Radcliffe Camera model by Nicholas Hawksmoor

During the 1730s a number of architects were considered by the Radcliffe Trustees for the job of designing  and managing the building of the new library, and two were asked to submit drawings for consideration: Nicholas Hawksmoor and James Gibbs. In 1734 or 5, Hawksmoor’s design for a round library was made into a model (below), presumably because this design was favoured by the Trustees. His plans show the Radcliffe Library was to be built abutting the Bodleian Library, rather than as a freestanding building, with the ground floor open to the elements and the entrance to the library reached from beneath. Unfortunately, Hawksmoor became seriously ill and died of “gout of the stomach” in March 1736, opening the way for Gibbs to be awarded the contract. Gibbs’s own library design had originally been a more conventional rectangular building, but by 1737 the current freestanding, circular design was submitted by Gibbs, clearly influenced by Hawksmoor’s model.

The model is made from wood (the lighter pieces are modern restoration), and it can be dismantled to show the interior rooms and spaces. The scale may be 1 inch =

4 feet, which would make the ground floor diameter just 100 feet. The model was made by John Smallwell, junior, of London, who was Master of the Joiners Company in 1731 and worked for Sir John Vanbrugh. He was paid £87.11s for his efforts.

The model found its way eventually to Ditchley Park, the home of the 3rd Earl of Lichfield, who was a Radcliffe Trustee from 1755 to 1772, where it seems to have spent much of its life being used as a dolls house, until it was given to the Bodleian Library in 1913 by Viscount Dillon.

1 thought on “Radcliffe Camera model by Nicholas Hawksmoor”
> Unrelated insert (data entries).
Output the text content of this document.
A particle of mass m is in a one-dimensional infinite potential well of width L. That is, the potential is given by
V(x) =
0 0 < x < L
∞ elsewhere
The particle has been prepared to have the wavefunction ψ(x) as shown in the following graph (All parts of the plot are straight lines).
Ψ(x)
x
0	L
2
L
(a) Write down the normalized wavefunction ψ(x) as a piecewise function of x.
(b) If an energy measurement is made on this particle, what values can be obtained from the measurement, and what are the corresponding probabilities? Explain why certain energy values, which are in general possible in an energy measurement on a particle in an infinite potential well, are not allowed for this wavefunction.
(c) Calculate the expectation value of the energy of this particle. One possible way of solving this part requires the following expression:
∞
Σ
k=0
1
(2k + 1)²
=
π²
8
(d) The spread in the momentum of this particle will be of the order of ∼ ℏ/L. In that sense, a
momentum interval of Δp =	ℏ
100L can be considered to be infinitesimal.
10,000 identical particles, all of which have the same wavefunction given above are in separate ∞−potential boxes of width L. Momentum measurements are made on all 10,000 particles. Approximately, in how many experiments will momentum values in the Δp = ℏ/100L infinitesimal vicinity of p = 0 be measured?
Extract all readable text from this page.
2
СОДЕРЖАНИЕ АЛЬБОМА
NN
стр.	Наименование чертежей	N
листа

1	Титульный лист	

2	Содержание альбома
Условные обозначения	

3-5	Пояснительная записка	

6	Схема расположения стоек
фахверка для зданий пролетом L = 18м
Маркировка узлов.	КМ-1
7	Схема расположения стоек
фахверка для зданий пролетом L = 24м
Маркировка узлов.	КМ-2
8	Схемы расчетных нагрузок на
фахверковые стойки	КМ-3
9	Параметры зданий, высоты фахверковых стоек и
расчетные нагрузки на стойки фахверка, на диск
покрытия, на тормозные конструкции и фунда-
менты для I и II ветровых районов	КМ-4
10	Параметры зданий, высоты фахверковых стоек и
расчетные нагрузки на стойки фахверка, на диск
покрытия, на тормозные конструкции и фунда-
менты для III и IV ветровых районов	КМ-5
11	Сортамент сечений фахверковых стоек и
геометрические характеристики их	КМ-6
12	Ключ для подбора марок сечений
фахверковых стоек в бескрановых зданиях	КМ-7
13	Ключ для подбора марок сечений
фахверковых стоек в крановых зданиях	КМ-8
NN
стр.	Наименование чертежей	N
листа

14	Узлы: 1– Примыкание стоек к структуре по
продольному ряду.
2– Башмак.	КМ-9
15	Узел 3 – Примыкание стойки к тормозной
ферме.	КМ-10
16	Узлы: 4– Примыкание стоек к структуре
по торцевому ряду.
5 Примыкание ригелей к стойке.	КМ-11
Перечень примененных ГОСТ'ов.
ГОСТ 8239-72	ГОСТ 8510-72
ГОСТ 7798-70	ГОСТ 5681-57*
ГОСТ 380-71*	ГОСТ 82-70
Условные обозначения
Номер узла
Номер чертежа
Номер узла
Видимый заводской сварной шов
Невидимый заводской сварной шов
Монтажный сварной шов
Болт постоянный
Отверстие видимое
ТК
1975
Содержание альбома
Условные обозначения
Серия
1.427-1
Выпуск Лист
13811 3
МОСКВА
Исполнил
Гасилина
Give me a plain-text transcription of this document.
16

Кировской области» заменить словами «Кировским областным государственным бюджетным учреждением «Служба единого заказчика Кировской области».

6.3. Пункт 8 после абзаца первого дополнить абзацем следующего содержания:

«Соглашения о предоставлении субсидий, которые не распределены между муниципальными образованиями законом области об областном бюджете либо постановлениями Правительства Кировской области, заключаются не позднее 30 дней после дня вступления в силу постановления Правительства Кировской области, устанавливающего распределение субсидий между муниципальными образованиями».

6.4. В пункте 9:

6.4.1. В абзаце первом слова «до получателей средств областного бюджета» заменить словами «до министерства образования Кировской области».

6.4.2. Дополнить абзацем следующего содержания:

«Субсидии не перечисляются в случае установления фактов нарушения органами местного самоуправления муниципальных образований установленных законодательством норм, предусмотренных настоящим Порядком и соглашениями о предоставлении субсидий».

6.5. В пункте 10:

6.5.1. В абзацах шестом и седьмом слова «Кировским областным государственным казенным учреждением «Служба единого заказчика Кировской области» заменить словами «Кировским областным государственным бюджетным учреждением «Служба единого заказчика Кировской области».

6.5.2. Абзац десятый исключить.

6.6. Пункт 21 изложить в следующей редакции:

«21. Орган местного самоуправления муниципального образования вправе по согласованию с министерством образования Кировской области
  1. In the back garden of St Giles’ House (owned by St John’s College) is a small pavilion that has a pantheon-styled cupola said to be a replica of the model made by James Gibbs in 1734 for the stone dome he intended for the Radcliffe Camera.
    It is said to be modelled after that of Brunelleschi’s dome for the Basilica di Santa Maria del Fiore in Florence.